The play is ribboned with wit and word play, with linguistic zig-zaggery, images that lodge themselves firmly and deeply in the memory. Moor excels at taking familiar things and twisting them, spinning them a degree or two away from the expected. The universe he describes is recognisable and yet not. Concepts are inverted, upended, stood on their heads. There’s a streak of absurdist humour at play too in this story of relationships and connection and the hope we keep locked in boxes, a dash of Lewis Carroll. It’s hard to condense what is so text-heavy without merely repeating favourite lines or ideas or images. Part of the pleasure is in letting the story wrap its arms around you, like a hug. A big wordy hug.
The plot meanders through a series of chance encounters had by a narrator – a corporate thwart by profession, a generator of institutional incompetence – who has recently gone through a break up from his wife, Radium.

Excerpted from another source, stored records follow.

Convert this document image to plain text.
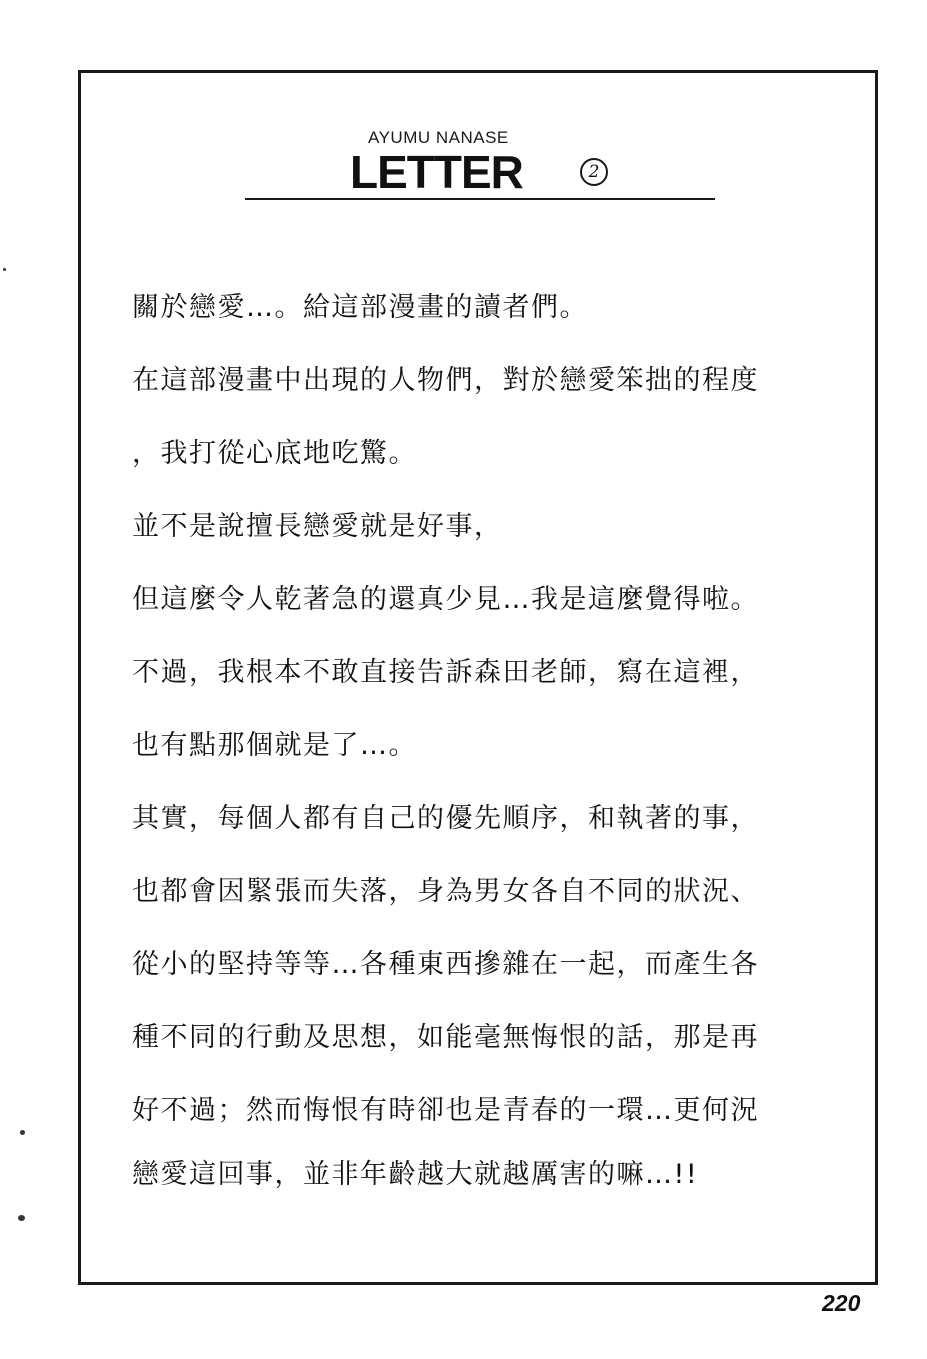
AYUMU NANASE
LETTER	2
關於戀愛…。給這部漫畫的讀者們。
在這部漫畫中出現的人物們，對於戀愛笨拙的程度
，我打從心底地吃驚。
並不是說擅長戀愛就是好事，
但這麼令人乾著急的還真少見…我是這麼覺得啦。
不過，我根本不敢直接告訴森田老師，寫在這裡，
也有點那個就是了…。
其實，每個人都有自己的優先順序，和執著的事，
也都會因緊張而失落，身為男女各自不同的狀況、
從小的堅持等等…各種東西摻雜在一起，而產生各
種不同的行動及思想，如能毫無悔恨的話，那是再
好不過；然而悔恨有時卻也是青春的一環…更何況
戀愛這回事，並非年齡越大就越厲害的嘛…!!
220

It’s a mirror world Moor’s created here, but not in a satirical sense, instead it’s almost science-fictiony in its skewed view of things, a world in which the lonely reunite with people with whom they didn’t go to school and where children play with dystopian Lego. And yet it’s also very much the world we’ve made, a world where true communication can get lost amid the noise and we sometimes need to pause and remember what matters, what’s precious to us.
There’s nothing inherently theatrical about any of this. It’s just Moor talking, though his stage presence, if that’s the right term, is part of the appeal, measured, gentle, eccentric, slightly vulnerable. He pads around the studio space barefoot, a little hesitant at times. And yet he holds your attention throughout, transports you into his universe.
Some of his jokes are blunter than others (though this is very much comparative) and he’s not afraid of a pun when the moment calls for one (not a bad thing by any means). I would have appreciated more in the way of narrative momentum, but that’s a question of taste more than anything else. The piece as a whole speaks of the need for human connection, to be known, to be seen, to be held. “We are all transmitters and receivers of stories”, he says at one point and if you love language and the places it can take you, then you’ll listen to the story he has to tell.